Let $$x(t) = \frac{\sin t}{t} \qquad\text{and}\qquad y(t) = \frac{\sin 2t}{t}$$
- Is it possible to find a LTI system such that $\mathcal{T}\{x(t)\} = y(t)$?
- If not, what's the reason for that?
My try:
Assuming frequency response exists
$$Y(j\omega) = H(j\omega)X(j\omega) \tag{*}$$
Since $$\mathcal F\left\{\frac{\sin Wt}{\pi t}\right\} =\begin{cases} 1 &|\omega|\lt W \\0 &|\omega|\gt W\end{cases}$$ We have $$X(j\omega) =\begin{cases} \pi &|\omega|\lt 1 \\0 &|\omega|\gt 1\end{cases}$$ And $$Y(j\omega) =\begin{cases} \pi &|\omega|\lt 2 \\0 &|\omega|\gt 2\end{cases}$$ So it's not possible to find $H(j\omega)$ such that $(^*)$ holds.
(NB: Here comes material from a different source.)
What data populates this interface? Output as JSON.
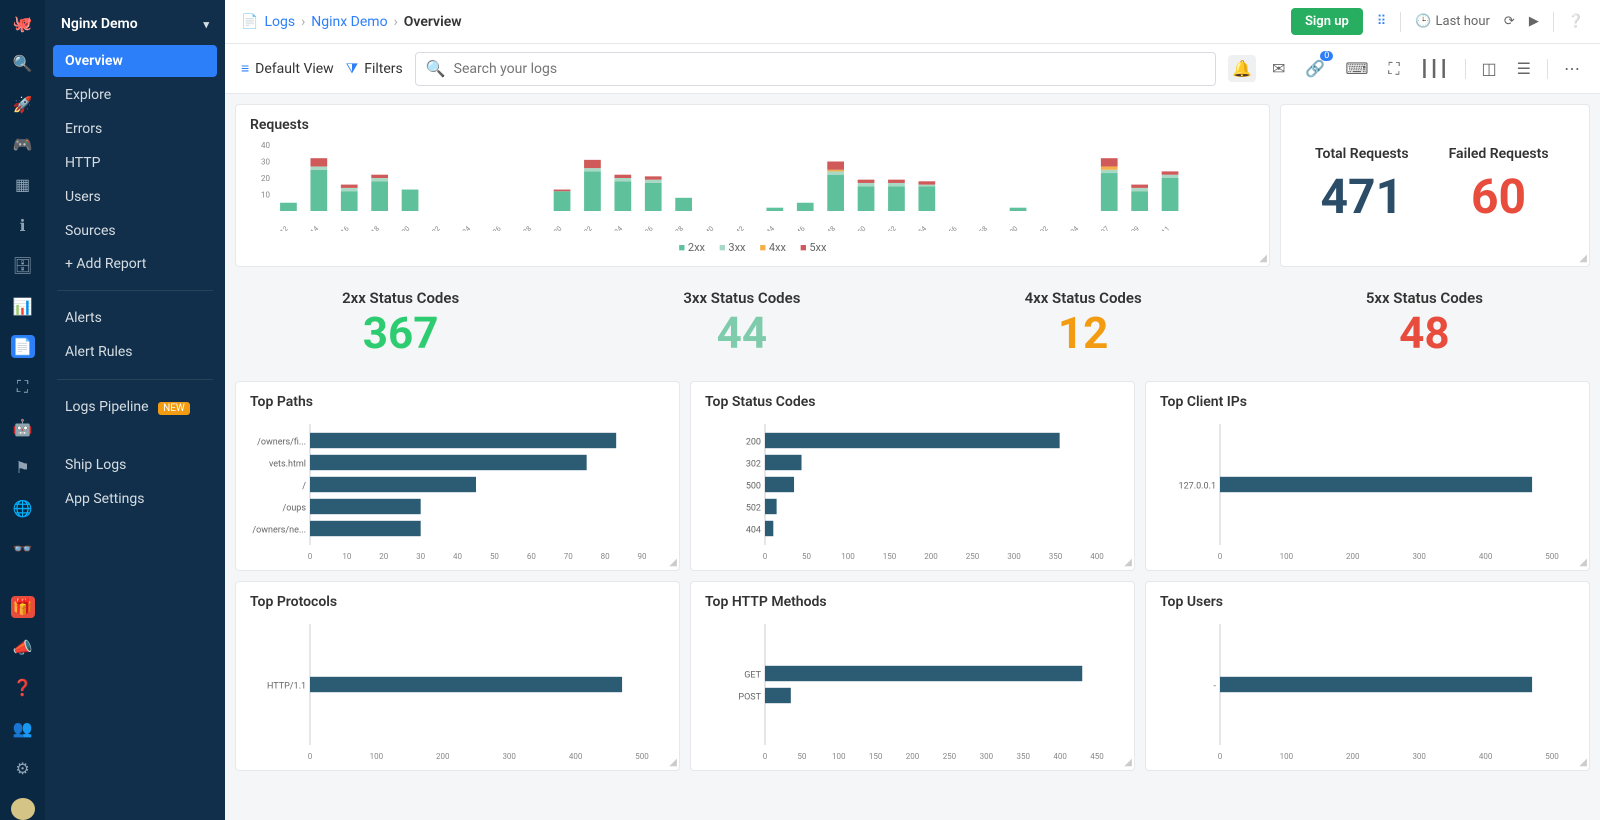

Because if $|\omega| \gt 1$ we have $X(j\omega) = 0$ which implies $Y(j\omega) = 0$ contradicting $Y(j\omega) = \pi$ for $1\lt |\omega| \lt 2$.
- Is my argument right?
- Also how we can prove the impossibility for the case frequency response doesn't exist? What's the intuition for this? I mean is it intuitively clear that we can't have $\mathcal{T}\{x(t)\} = y(t)$ for LTI system?